From a technical point of view, gold is now back above 3200, and the daily line is a big positive. It is undoubtedly absolutely strong. The key point is the gains and losses of 3200. If the retracement does not exceed 3200, then gold is extremely strong. On Friday, we will continue to see the daily line closing positive rise, but if the retracement is below 3200, the daily line cycle may close again, and there will be a continuous rebound to 3235 and 3260. Therefore, the key point today is to pay attention to the gains and losses of 3200.

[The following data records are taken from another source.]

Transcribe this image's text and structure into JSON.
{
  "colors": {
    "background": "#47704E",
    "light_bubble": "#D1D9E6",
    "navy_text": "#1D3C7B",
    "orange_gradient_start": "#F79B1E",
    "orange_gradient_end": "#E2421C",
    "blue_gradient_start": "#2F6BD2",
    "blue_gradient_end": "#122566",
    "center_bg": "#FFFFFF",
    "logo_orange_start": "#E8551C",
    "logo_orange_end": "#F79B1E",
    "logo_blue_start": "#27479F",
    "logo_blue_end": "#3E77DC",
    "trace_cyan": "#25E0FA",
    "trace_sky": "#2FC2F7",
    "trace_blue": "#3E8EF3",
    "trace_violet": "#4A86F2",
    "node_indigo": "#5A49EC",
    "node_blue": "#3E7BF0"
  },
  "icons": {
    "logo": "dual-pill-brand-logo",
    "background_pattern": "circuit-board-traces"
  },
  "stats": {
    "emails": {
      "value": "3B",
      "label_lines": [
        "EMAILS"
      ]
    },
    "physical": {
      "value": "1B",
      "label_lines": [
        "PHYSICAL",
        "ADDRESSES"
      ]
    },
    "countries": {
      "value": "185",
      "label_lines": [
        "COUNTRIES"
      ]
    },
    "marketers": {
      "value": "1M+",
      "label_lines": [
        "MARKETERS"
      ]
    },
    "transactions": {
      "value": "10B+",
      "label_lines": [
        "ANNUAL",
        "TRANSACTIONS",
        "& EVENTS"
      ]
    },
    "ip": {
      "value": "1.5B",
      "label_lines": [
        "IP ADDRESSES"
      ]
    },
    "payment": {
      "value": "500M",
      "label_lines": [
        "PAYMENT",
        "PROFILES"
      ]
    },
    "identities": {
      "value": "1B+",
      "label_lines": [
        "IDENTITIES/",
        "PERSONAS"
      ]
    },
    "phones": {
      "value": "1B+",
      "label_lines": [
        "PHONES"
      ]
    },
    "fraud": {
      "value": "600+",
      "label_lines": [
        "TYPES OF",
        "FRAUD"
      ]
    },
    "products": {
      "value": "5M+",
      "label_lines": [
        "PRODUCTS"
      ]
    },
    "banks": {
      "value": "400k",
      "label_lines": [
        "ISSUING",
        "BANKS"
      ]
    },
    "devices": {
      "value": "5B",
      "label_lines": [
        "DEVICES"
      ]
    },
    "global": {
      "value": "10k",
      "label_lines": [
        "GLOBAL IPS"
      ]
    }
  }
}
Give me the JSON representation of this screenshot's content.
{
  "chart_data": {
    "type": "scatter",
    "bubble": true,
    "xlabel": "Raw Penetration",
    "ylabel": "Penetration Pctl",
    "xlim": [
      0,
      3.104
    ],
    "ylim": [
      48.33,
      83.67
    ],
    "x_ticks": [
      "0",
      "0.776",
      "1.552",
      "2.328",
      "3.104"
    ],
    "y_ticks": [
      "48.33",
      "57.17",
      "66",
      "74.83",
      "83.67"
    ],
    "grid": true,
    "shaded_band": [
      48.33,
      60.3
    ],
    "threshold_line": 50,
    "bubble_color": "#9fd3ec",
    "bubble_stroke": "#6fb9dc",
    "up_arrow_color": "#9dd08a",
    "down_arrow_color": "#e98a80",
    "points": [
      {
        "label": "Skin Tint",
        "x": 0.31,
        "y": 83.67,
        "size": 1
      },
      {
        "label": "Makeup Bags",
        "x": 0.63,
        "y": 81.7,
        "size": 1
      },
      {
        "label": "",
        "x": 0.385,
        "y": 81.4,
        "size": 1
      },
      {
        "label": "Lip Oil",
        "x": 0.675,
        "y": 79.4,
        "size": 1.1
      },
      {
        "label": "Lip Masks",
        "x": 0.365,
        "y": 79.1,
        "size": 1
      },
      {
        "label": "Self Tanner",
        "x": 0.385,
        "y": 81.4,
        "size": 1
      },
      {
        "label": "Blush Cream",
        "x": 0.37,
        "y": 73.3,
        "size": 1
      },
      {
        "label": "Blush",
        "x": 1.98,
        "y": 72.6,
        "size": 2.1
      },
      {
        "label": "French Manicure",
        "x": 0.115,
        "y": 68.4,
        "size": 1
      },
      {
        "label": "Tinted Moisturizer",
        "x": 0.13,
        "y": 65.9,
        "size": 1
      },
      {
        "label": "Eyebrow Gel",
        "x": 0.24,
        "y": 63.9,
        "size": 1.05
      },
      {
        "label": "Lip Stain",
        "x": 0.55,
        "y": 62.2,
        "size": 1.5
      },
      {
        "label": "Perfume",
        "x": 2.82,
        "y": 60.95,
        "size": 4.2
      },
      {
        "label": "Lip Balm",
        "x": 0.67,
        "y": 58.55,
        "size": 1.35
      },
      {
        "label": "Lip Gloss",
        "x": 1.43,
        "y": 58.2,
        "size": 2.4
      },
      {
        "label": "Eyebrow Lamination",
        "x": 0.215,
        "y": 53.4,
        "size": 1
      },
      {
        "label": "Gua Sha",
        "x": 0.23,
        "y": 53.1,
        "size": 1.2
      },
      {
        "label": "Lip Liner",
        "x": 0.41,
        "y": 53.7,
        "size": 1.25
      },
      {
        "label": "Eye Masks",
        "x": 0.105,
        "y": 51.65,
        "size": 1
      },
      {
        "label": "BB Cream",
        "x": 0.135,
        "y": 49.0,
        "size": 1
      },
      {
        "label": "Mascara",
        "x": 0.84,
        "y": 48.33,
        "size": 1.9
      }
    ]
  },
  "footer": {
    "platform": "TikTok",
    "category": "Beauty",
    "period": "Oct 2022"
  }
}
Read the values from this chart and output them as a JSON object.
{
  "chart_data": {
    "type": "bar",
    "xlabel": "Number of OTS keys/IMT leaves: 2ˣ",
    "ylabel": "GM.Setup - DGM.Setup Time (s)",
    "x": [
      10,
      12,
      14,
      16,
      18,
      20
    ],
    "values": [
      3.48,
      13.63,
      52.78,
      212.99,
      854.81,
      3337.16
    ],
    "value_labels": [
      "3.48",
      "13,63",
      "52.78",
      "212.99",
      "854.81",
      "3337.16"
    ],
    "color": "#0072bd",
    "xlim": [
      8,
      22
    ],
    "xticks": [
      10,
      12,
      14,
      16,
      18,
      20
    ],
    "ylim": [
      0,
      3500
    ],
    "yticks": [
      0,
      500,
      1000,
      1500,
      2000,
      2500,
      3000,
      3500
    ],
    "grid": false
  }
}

The performance of the 4-hour cycle may now bottom out in the medium term. After the decline and rebound, the 4-hour mid-term Bollinger opening is temporarily strong, but if the US market rebounds continuously and stands firm at 3200, there will be a continuous positive pattern at the bottom, breaking the 5-day and 10-day moving averages, then there is a great possibility that it will go to 3235. Therefore, gold in the late trading should not be inertially bearish because of the decline on Wednesday. Even if it is bearish, it is necessary to observe the gains and losses of 3200. As for trading, first pay attention to 3200 below and try to buy, and see if 3230 breaks and 3250 breaks.
On the whole, today's short-term operation of gold suggests that callbacks should be the main focus, and rebound shorts should be supplemented. The top short-term focus is on the first-line resistance of 3250-365, and the bottom short-term focus is on the first-line support of 3193-3200. All friends must keep up with the rhythm.